I have looked previously at the likely impact of AI here – not just in the tech area – and how in 2025 it had already begun to have a noticeable impact on employment levels particularly among the youngest age cohort of 15 – 24 where ‘youth unemployment’ had risen to the EU average of 14%.
I noted that Microsoft had notified the Department of Enterprise last year of a ‘collective redundancy’ plan and that the replacement of direct human jobs was being reflected in a noticeable fall in the number of work permits issued to companies in the ICT sector. The number of issues was down by 50% in 2025 compared to 2024.
If we take one example, Meta, we can see that the number of permits issued fell from 253 in 2022 to a low of 83 in 2025 and that just 22 permits were issued to Microsoft in the first quarter of this year.
In the past ten years Meta/Facebook were issued with 1,586 work permits for persons coming to work for them here from outside of Ireland and the EU. That is equal to almost 90% of their current workforce.
While not all of those who have come here have stayed in Ireland it is indicative of the trend by overseas tech companies to recruit almost exclusively from overseas. That continued even through the travel restrictions imposed during the Covid Panic.
While the state was supposedly mostly in lock down for the greater part of 2020 and 2021, Microsoft was issued with 443 work permits for people travelling here to work for them from outside of the EU/EEA.
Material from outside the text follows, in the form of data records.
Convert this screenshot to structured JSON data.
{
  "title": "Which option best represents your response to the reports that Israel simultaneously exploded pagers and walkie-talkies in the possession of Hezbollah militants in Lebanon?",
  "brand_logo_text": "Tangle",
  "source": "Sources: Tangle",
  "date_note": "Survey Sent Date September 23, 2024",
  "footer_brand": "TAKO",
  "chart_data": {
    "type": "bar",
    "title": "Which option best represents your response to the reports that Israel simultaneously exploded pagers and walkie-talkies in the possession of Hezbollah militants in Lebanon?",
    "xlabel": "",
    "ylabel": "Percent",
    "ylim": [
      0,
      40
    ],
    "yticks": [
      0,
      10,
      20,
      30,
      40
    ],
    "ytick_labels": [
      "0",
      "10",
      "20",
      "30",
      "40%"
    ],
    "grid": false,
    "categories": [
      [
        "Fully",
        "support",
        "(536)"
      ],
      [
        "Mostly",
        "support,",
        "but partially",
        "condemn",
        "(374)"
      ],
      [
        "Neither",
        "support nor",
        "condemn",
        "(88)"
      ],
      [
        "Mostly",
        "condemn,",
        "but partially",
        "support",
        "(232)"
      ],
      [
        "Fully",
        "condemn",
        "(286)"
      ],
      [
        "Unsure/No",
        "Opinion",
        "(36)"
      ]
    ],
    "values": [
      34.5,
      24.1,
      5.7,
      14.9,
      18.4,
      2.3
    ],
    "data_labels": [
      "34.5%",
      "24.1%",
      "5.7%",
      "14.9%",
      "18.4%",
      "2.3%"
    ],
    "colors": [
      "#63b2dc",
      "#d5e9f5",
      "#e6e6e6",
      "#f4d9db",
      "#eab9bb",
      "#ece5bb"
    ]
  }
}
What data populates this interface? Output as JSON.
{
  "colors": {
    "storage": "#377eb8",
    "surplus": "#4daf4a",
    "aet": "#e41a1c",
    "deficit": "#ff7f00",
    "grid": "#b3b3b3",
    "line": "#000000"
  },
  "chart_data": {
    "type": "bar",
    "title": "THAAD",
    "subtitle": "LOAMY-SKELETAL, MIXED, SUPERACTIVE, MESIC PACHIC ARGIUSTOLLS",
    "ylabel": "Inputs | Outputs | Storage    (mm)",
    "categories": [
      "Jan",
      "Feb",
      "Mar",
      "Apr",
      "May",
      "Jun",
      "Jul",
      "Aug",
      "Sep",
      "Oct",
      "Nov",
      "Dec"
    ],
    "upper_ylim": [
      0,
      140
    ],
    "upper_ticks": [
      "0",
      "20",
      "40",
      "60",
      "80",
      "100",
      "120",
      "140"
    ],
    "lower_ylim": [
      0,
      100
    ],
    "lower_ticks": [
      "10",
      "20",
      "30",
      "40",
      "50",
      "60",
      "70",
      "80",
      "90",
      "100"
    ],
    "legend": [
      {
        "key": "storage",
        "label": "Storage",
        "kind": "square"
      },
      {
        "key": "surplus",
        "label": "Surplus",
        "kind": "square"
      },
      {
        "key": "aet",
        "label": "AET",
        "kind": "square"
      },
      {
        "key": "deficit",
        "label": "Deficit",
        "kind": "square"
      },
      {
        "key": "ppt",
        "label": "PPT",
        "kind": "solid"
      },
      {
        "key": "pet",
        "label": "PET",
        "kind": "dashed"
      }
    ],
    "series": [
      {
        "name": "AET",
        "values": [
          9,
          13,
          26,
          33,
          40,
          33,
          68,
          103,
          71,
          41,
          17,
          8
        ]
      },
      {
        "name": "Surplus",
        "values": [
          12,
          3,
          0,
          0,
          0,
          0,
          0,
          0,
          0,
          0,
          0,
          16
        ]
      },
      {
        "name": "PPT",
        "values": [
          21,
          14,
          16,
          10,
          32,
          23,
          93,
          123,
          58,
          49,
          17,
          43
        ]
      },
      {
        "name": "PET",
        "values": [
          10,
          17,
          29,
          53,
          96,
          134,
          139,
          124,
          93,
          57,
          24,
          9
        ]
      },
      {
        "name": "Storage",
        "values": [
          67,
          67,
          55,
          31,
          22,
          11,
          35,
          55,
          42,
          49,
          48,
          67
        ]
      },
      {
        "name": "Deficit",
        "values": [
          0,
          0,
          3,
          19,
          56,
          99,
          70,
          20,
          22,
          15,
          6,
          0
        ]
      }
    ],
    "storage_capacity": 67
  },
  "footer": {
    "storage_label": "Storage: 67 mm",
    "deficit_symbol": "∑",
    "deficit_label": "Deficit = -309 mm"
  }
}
Which is indicative of the unhealthy – in my humble view – dependency of the Irish state on the tech and other overseas corporations which will also be impacted by AI as we have seen this week in the announcement of redundancies at Pfizer.
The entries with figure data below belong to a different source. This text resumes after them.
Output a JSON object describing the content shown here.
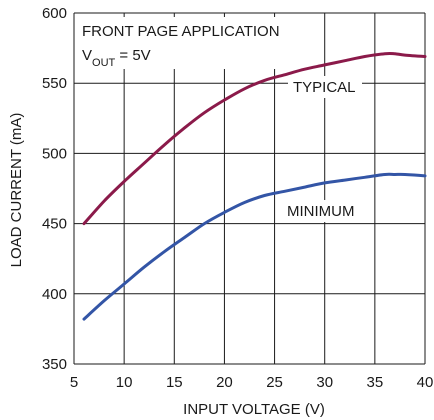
{
  "chart_data": {
    "type": "line",
    "title": "FRONT PAGE APPLICATION",
    "subtitle": {
      "main": "V",
      "sub": "OUT",
      "rest": " = 5V"
    },
    "xlabel": "INPUT VOLTAGE (V)",
    "ylabel": "LOAD CURRENT (mA)",
    "xlim": [
      5,
      40
    ],
    "ylim": [
      350,
      600
    ],
    "xticks": [
      5,
      10,
      15,
      20,
      25,
      30,
      35,
      40
    ],
    "yticks": [
      350,
      400,
      450,
      500,
      550,
      600
    ],
    "grid": true,
    "series": [
      {
        "name": "TYPICAL",
        "color": "#8b1a4a",
        "x": [
          6,
          8,
          10,
          12,
          14,
          16,
          18,
          20,
          22,
          24,
          26,
          28,
          30,
          32,
          34,
          36,
          37,
          38,
          40
        ],
        "y": [
          450,
          466,
          480,
          493,
          506,
          518,
          529,
          538,
          546,
          552,
          556,
          560,
          563,
          566,
          569,
          571,
          571,
          570,
          569
        ]
      },
      {
        "name": "MINIMUM",
        "color": "#3355a6",
        "x": [
          6,
          8,
          10,
          12,
          14,
          16,
          18,
          20,
          22,
          24,
          26,
          28,
          30,
          32,
          34,
          36,
          37,
          38,
          40
        ],
        "y": [
          382,
          395,
          407,
          419,
          430,
          440,
          450,
          458,
          465,
          470,
          473,
          476,
          479,
          481,
          483,
          485,
          485,
          485,
          484
        ]
      }
    ]
  }
}
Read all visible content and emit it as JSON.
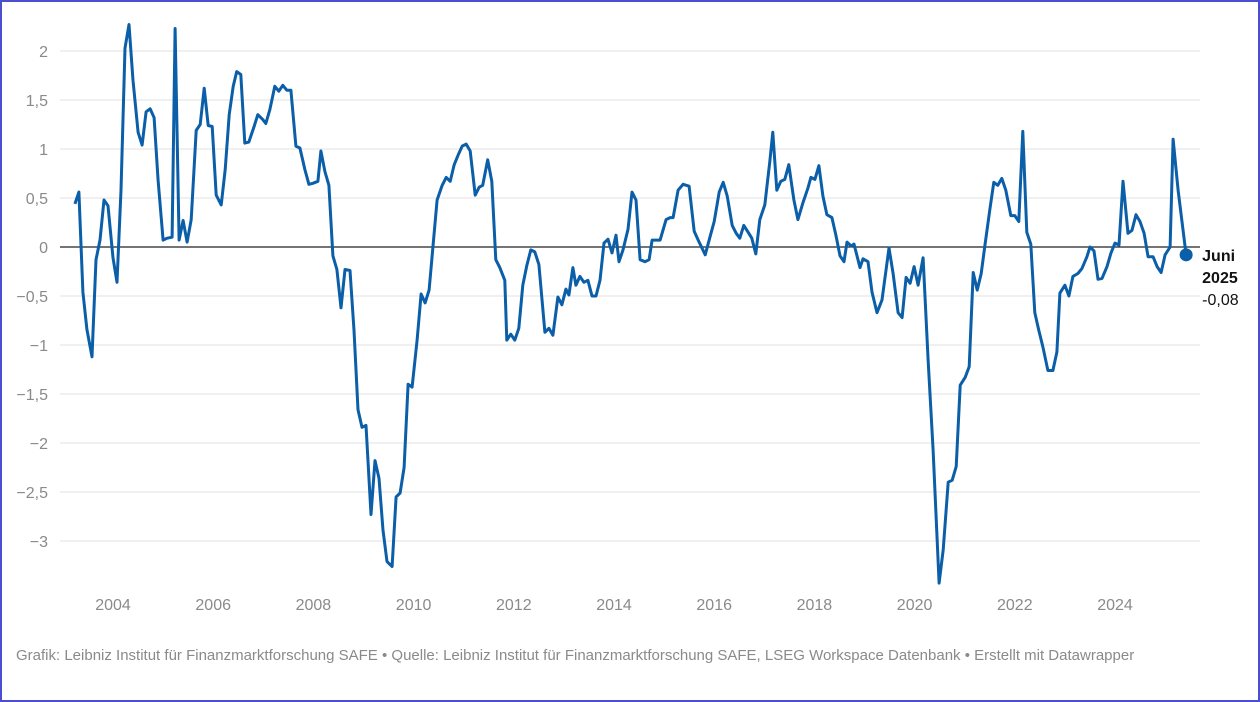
{
  "chart_data": {
    "type": "line",
    "title": "",
    "xlabel": "",
    "ylabel": "",
    "xlim": [
      2003.24,
      2025.42
    ],
    "ylim": [
      -3.5,
      2.3
    ],
    "grid": true,
    "y_ticks": [
      2,
      1.5,
      1,
      0.5,
      0,
      -0.5,
      -1,
      -1.5,
      -2,
      -2.5,
      -3
    ],
    "y_tick_labels": [
      "2",
      "1,5",
      "1",
      "0,5",
      "0",
      "−0,5",
      "−1",
      "−1,5",
      "−2",
      "−2,5",
      "−3"
    ],
    "x_ticks": [
      2004,
      2006,
      2008,
      2010,
      2012,
      2014,
      2016,
      2018,
      2020,
      2022,
      2024
    ],
    "x_tick_labels": [
      "2004",
      "2006",
      "2008",
      "2010",
      "2012",
      "2014",
      "2016",
      "2018",
      "2020",
      "2022",
      "2024"
    ],
    "series": [
      {
        "name": "Index",
        "color": "#0b5ea8",
        "points": [
          [
            2003.24,
            0.44
          ],
          [
            2003.32,
            0.56
          ],
          [
            2003.4,
            -0.46
          ],
          [
            2003.48,
            -0.84
          ],
          [
            2003.58,
            -1.12
          ],
          [
            2003.66,
            -0.13
          ],
          [
            2003.74,
            0.07
          ],
          [
            2003.82,
            0.48
          ],
          [
            2003.9,
            0.42
          ],
          [
            2004.0,
            -0.11
          ],
          [
            2004.08,
            -0.36
          ],
          [
            2004.16,
            0.58
          ],
          [
            2004.24,
            2.03
          ],
          [
            2004.32,
            2.27
          ],
          [
            2004.4,
            1.7
          ],
          [
            2004.5,
            1.17
          ],
          [
            2004.58,
            1.04
          ],
          [
            2004.66,
            1.38
          ],
          [
            2004.74,
            1.41
          ],
          [
            2004.82,
            1.32
          ],
          [
            2004.9,
            0.68
          ],
          [
            2005.0,
            0.07
          ],
          [
            2005.08,
            0.09
          ],
          [
            2005.18,
            0.1
          ],
          [
            2005.24,
            2.23
          ],
          [
            2005.32,
            0.07
          ],
          [
            2005.4,
            0.27
          ],
          [
            2005.48,
            0.05
          ],
          [
            2005.56,
            0.28
          ],
          [
            2005.66,
            1.19
          ],
          [
            2005.74,
            1.25
          ],
          [
            2005.82,
            1.62
          ],
          [
            2005.9,
            1.24
          ],
          [
            2005.98,
            1.23
          ],
          [
            2006.06,
            0.53
          ],
          [
            2006.16,
            0.43
          ],
          [
            2006.24,
            0.79
          ],
          [
            2006.32,
            1.35
          ],
          [
            2006.4,
            1.64
          ],
          [
            2006.47,
            1.79
          ],
          [
            2006.55,
            1.76
          ],
          [
            2006.63,
            1.06
          ],
          [
            2006.71,
            1.07
          ],
          [
            2006.81,
            1.22
          ],
          [
            2006.89,
            1.35
          ],
          [
            2006.99,
            1.3
          ],
          [
            2007.05,
            1.26
          ],
          [
            2007.13,
            1.4
          ],
          [
            2007.23,
            1.64
          ],
          [
            2007.31,
            1.59
          ],
          [
            2007.39,
            1.65
          ],
          [
            2007.47,
            1.6
          ],
          [
            2007.55,
            1.6
          ],
          [
            2007.65,
            1.03
          ],
          [
            2007.73,
            1.01
          ],
          [
            2007.83,
            0.79
          ],
          [
            2007.91,
            0.64
          ],
          [
            2007.99,
            0.65
          ],
          [
            2008.09,
            0.67
          ],
          [
            2008.15,
            0.98
          ],
          [
            2008.23,
            0.77
          ],
          [
            2008.31,
            0.63
          ],
          [
            2008.39,
            -0.09
          ],
          [
            2008.47,
            -0.23
          ],
          [
            2008.55,
            -0.62
          ],
          [
            2008.63,
            -0.23
          ],
          [
            2008.73,
            -0.24
          ],
          [
            2008.81,
            -0.85
          ],
          [
            2008.89,
            -1.66
          ],
          [
            2008.97,
            -1.84
          ],
          [
            2009.05,
            -1.82
          ],
          [
            2009.15,
            -2.73
          ],
          [
            2009.23,
            -2.18
          ],
          [
            2009.31,
            -2.36
          ],
          [
            2009.39,
            -2.89
          ],
          [
            2009.47,
            -3.21
          ],
          [
            2009.57,
            -3.26
          ],
          [
            2009.65,
            -2.55
          ],
          [
            2009.73,
            -2.51
          ],
          [
            2009.81,
            -2.25
          ],
          [
            2009.89,
            -1.4
          ],
          [
            2009.97,
            -1.43
          ],
          [
            2010.07,
            -0.95
          ],
          [
            2010.15,
            -0.48
          ],
          [
            2010.23,
            -0.57
          ],
          [
            2010.31,
            -0.44
          ],
          [
            2010.39,
            0.02
          ],
          [
            2010.47,
            0.48
          ],
          [
            2010.57,
            0.63
          ],
          [
            2010.65,
            0.71
          ],
          [
            2010.73,
            0.67
          ],
          [
            2010.81,
            0.84
          ],
          [
            2010.89,
            0.94
          ],
          [
            2010.97,
            1.03
          ],
          [
            2011.05,
            1.05
          ],
          [
            2011.13,
            0.98
          ],
          [
            2011.23,
            0.53
          ],
          [
            2011.31,
            0.61
          ],
          [
            2011.38,
            0.63
          ],
          [
            2011.48,
            0.89
          ],
          [
            2011.56,
            0.67
          ],
          [
            2011.64,
            -0.13
          ],
          [
            2011.72,
            -0.21
          ],
          [
            2011.82,
            -0.34
          ],
          [
            2011.86,
            -0.95
          ],
          [
            2011.94,
            -0.89
          ],
          [
            2012.02,
            -0.95
          ],
          [
            2012.1,
            -0.83
          ],
          [
            2012.18,
            -0.39
          ],
          [
            2012.26,
            -0.19
          ],
          [
            2012.34,
            -0.03
          ],
          [
            2012.42,
            -0.05
          ],
          [
            2012.5,
            -0.18
          ],
          [
            2012.62,
            -0.87
          ],
          [
            2012.7,
            -0.83
          ],
          [
            2012.78,
            -0.9
          ],
          [
            2012.88,
            -0.51
          ],
          [
            2012.96,
            -0.59
          ],
          [
            2013.04,
            -0.43
          ],
          [
            2013.1,
            -0.49
          ],
          [
            2013.18,
            -0.21
          ],
          [
            2013.24,
            -0.39
          ],
          [
            2013.32,
            -0.3
          ],
          [
            2013.4,
            -0.36
          ],
          [
            2013.48,
            -0.34
          ],
          [
            2013.56,
            -0.5
          ],
          [
            2013.64,
            -0.5
          ],
          [
            2013.72,
            -0.34
          ],
          [
            2013.8,
            0.04
          ],
          [
            2013.88,
            0.08
          ],
          [
            2013.96,
            -0.06
          ],
          [
            2014.04,
            0.12
          ],
          [
            2014.1,
            -0.15
          ],
          [
            2014.18,
            -0.03
          ],
          [
            2014.28,
            0.18
          ],
          [
            2014.36,
            0.56
          ],
          [
            2014.44,
            0.48
          ],
          [
            2014.52,
            -0.13
          ],
          [
            2014.62,
            -0.15
          ],
          [
            2014.7,
            -0.13
          ],
          [
            2014.76,
            0.07
          ],
          [
            2014.92,
            0.07
          ],
          [
            2015.04,
            0.28
          ],
          [
            2015.12,
            0.3
          ],
          [
            2015.18,
            0.3
          ],
          [
            2015.28,
            0.58
          ],
          [
            2015.38,
            0.64
          ],
          [
            2015.5,
            0.62
          ],
          [
            2015.6,
            0.16
          ],
          [
            2015.68,
            0.07
          ],
          [
            2015.82,
            -0.08
          ],
          [
            2015.92,
            0.11
          ],
          [
            2016.0,
            0.26
          ],
          [
            2016.1,
            0.56
          ],
          [
            2016.18,
            0.66
          ],
          [
            2016.26,
            0.52
          ],
          [
            2016.36,
            0.22
          ],
          [
            2016.44,
            0.14
          ],
          [
            2016.51,
            0.09
          ],
          [
            2016.59,
            0.22
          ],
          [
            2016.69,
            0.14
          ],
          [
            2016.75,
            0.09
          ],
          [
            2016.83,
            -0.07
          ],
          [
            2016.91,
            0.28
          ],
          [
            2017.01,
            0.43
          ],
          [
            2017.11,
            0.87
          ],
          [
            2017.17,
            1.17
          ],
          [
            2017.25,
            0.58
          ],
          [
            2017.33,
            0.67
          ],
          [
            2017.41,
            0.69
          ],
          [
            2017.49,
            0.84
          ],
          [
            2017.59,
            0.48
          ],
          [
            2017.67,
            0.28
          ],
          [
            2017.77,
            0.45
          ],
          [
            2017.87,
            0.6
          ],
          [
            2017.93,
            0.71
          ],
          [
            2018.01,
            0.69
          ],
          [
            2018.09,
            0.83
          ],
          [
            2018.17,
            0.52
          ],
          [
            2018.25,
            0.33
          ],
          [
            2018.35,
            0.3
          ],
          [
            2018.43,
            0.12
          ],
          [
            2018.51,
            -0.09
          ],
          [
            2018.59,
            -0.15
          ],
          [
            2018.65,
            0.05
          ],
          [
            2018.73,
            0.01
          ],
          [
            2018.79,
            0.03
          ],
          [
            2018.91,
            -0.21
          ],
          [
            2018.97,
            -0.12
          ],
          [
            2019.07,
            -0.15
          ],
          [
            2019.15,
            -0.46
          ],
          [
            2019.25,
            -0.67
          ],
          [
            2019.35,
            -0.54
          ],
          [
            2019.49,
            -0.01
          ],
          [
            2019.57,
            -0.27
          ],
          [
            2019.67,
            -0.67
          ],
          [
            2019.75,
            -0.72
          ],
          [
            2019.83,
            -0.31
          ],
          [
            2019.91,
            -0.37
          ],
          [
            2019.99,
            -0.2
          ],
          [
            2020.07,
            -0.39
          ],
          [
            2020.17,
            -0.11
          ],
          [
            2020.27,
            -1.15
          ],
          [
            2020.37,
            -2.07
          ],
          [
            2020.49,
            -3.43
          ],
          [
            2020.57,
            -3.09
          ],
          [
            2020.67,
            -2.4
          ],
          [
            2020.75,
            -2.38
          ],
          [
            2020.83,
            -2.24
          ],
          [
            2020.91,
            -1.41
          ],
          [
            2021.01,
            -1.33
          ],
          [
            2021.09,
            -1.22
          ],
          [
            2021.17,
            -0.26
          ],
          [
            2021.25,
            -0.44
          ],
          [
            2021.33,
            -0.27
          ],
          [
            2021.4,
            0.0
          ],
          [
            2021.5,
            0.38
          ],
          [
            2021.58,
            0.66
          ],
          [
            2021.66,
            0.63
          ],
          [
            2021.74,
            0.7
          ],
          [
            2021.82,
            0.58
          ],
          [
            2021.92,
            0.32
          ],
          [
            2022.0,
            0.32
          ],
          [
            2022.08,
            0.26
          ],
          [
            2022.16,
            1.18
          ],
          [
            2022.24,
            0.15
          ],
          [
            2022.32,
            0.03
          ],
          [
            2022.4,
            -0.67
          ],
          [
            2022.48,
            -0.85
          ],
          [
            2022.56,
            -1.02
          ],
          [
            2022.66,
            -1.26
          ],
          [
            2022.76,
            -1.26
          ],
          [
            2022.84,
            -1.07
          ],
          [
            2022.9,
            -0.47
          ],
          [
            2023.0,
            -0.39
          ],
          [
            2023.08,
            -0.5
          ],
          [
            2023.16,
            -0.3
          ],
          [
            2023.26,
            -0.27
          ],
          [
            2023.34,
            -0.22
          ],
          [
            2023.44,
            -0.1
          ],
          [
            2023.5,
            0.0
          ],
          [
            2023.58,
            -0.04
          ],
          [
            2023.66,
            -0.33
          ],
          [
            2023.74,
            -0.32
          ],
          [
            2023.84,
            -0.2
          ],
          [
            2023.92,
            -0.06
          ],
          [
            2024.0,
            0.04
          ],
          [
            2024.08,
            0.02
          ],
          [
            2024.16,
            0.67
          ],
          [
            2024.26,
            0.14
          ],
          [
            2024.34,
            0.17
          ],
          [
            2024.42,
            0.33
          ],
          [
            2024.5,
            0.26
          ],
          [
            2024.58,
            0.14
          ],
          [
            2024.66,
            -0.1
          ],
          [
            2024.76,
            -0.1
          ],
          [
            2024.84,
            -0.2
          ],
          [
            2024.92,
            -0.26
          ],
          [
            2025.0,
            -0.08
          ],
          [
            2025.1,
            0.0
          ],
          [
            2025.16,
            1.1
          ],
          [
            2025.26,
            0.58
          ],
          [
            2025.42,
            -0.08
          ]
        ]
      }
    ],
    "annotation": {
      "label_line1": "Juni",
      "label_line2": "2025",
      "value_label": "-0,08",
      "x": 2025.42,
      "y": -0.08
    }
  },
  "footer": {
    "text": "Grafik: Leibniz Institut für Finanzmarktforschung SAFE • Quelle: Leibniz Institut für Finanzmarktforschung SAFE, LSEG Workspace Datenbank • Erstellt mit Datawrapper"
  }
}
Yet, the official strategy found in Ireland’s National AI Strategy and Skills Insights 2026 appears to be unremittingly and perhaps even naively optimistic. Allied to that is the clear evidence, as found in the business sections of the serious mainstream media, that the AI sector here is like the tech sector overall and driven by the same overseas corporate actors.
If one delves into the success stories of Irish AI start ups – trumpeted by some as signposts to how AI could become a ‘game changer’ in boosting indigenous control of the Brave New World – one almost invariably finds that they are quickly bought by the big players and/or largely dependent on overseas investment capital.
Which means that the Irish state and the financial sector are seemingly on course to miss yet another opportunity to invest in what there is of indigenous enterprise in favour of their historical reliance on property and downstream beneficiaries of the crumbs that fall from the table of Foreign Direct Investment.
There is no doubt that AI is going to have a massive impact on every aspect of human life very quickly. The global economy is going to be turned on its head and it will result in huge numbers of job losses.
There are great potential benefits from all of this and anyone, even a tech Troglodyte such as myself can already see this in day to day life. However, if the AI revolution does quickly lead to huge levels of job replacement (and only a minority will be handsomely awarded as will be the voluntarily redundant in Menlo Park) then we might be in for a rough ride.
How all of this plays out in the Irish economy with its peculiarly dependent economy and radically altered demographic make up largely the consequence of that, shall at the very least be ‘interesting.’ Let us hope not in the Chinese sense of the meaning of that word.